CocoaPods 0.33

TL;DR: CocoaPods 0.33 has been released. It is shiny and brings a huge change for our community… the support for CocoaPods Trunk.

New command line UI

The help banners of the command line have been tuned:

  • Each element now is consistently identified by a single colour. The highlighting is also performed in the descriptions of the commands to make them more readable.
  • The alignment of the various elements and of their description has been carefully crafted.
  • The descriptions and other bodies of text now are consistently wrapped to the width of the terminal (or to a maximum value to preserve readability for full screen windows).

There is still some debate about how to handle light backgrounds. So if you have a well-construed argument share your view on CocoaPods#2159.

Another interesting enhancement is the inclusion of a suggestion for unrecognised arguments, which makes typos much easier to catch.

Finally, a galore of minor tweaks have been implemented:

  • The naked pod command doesn’t default to pod install anymore because it presented an error if the Podfile was not found. This context dependant behaviour was not the experience we are looking for our new users.
  • The --version option is not available anymore in sub-commands and gained the ability of presenting the versions of the installed plugins if coupled with the --verbose option.

Command line completion

The --completion-script option has been implemented for the pod command. It prints a completion script for the current shell (currently only the Z shell is supported). The result is: faster than ever CocoaPoding:

We choose to generate a script because this approach is much faster than invoking the pod command line tool to provide the completions. Unfortunately this approach will not pick changes relate to the installation (or the removal) of plugins or changes due to CocoaPods updates.

If you are using a properly configured Z shell, you can install or update the completion script with the following commands:

$ rm -f /usr/local/share/zsh/site-functions/_pod
$ pod --completion-script > /usr/local/share/zsh/site-functions/_pod
$ exec zsh

cocoapods-trunk

CocoaPods trunk is the new way to share specs via the CocoaPods Master repo. If you haven’t heard about it yet, you can read the details about it in the dedicated blog post. For CocoaPods users it is relevant to know that the pod push command has been moved to pod repo push (a temporary alias has been provided) because since this version it is intended to be used for private repos. Moreover, to prevent users sharing accidentally private specs with world, the pod repo push command will abort if there is an attempt to push to a repo where the master repo as the remote.

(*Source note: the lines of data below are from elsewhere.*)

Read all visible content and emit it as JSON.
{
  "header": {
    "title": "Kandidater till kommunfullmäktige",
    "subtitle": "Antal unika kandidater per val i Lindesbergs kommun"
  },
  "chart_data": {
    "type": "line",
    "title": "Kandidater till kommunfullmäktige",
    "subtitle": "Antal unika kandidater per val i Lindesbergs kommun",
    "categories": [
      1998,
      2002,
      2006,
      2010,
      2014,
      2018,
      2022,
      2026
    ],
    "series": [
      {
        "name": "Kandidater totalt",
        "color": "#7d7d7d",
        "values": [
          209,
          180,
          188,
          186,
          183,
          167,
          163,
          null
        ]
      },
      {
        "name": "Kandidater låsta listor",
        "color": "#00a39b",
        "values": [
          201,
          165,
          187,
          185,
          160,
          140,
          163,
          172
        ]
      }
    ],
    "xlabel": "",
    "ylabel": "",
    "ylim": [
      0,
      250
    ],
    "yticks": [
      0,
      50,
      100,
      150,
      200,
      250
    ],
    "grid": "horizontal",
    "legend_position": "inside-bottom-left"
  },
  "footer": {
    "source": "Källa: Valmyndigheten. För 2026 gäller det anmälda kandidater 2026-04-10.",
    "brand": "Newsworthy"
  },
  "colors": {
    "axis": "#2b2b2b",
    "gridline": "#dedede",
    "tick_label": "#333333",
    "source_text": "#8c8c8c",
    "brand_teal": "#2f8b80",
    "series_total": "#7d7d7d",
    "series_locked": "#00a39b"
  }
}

During the development of trunk we discovered that some users are not properly leveraging private repos:

  • If you are using the master repo to add your own private specs, don’t do this.
  • If you are using the name ‘master’ for you own private spec-repo, don’t do this.

Things will break.

cocoapods-plugins

David Grandinetti and Olivier Halligon have been hard at work to tame the proliferation of plugins. The result is the extremely meta cocoapods-plugins plugin which can list, search and check the available versions of the most useful CocoaPods plugins. Moreover, Boris Bügling created a template (pod plugins create) so getting started has never been easier.

A great example of a new CocoaPods plugin is podroulette.

Updating

To install the last release of CocoaPods you can run:

$ [sudo] gem install cocoapods

Until version 1.0 we strongly encourage you to keep CocoaPods up-to-date.

For all the details, don’t miss the Changelog.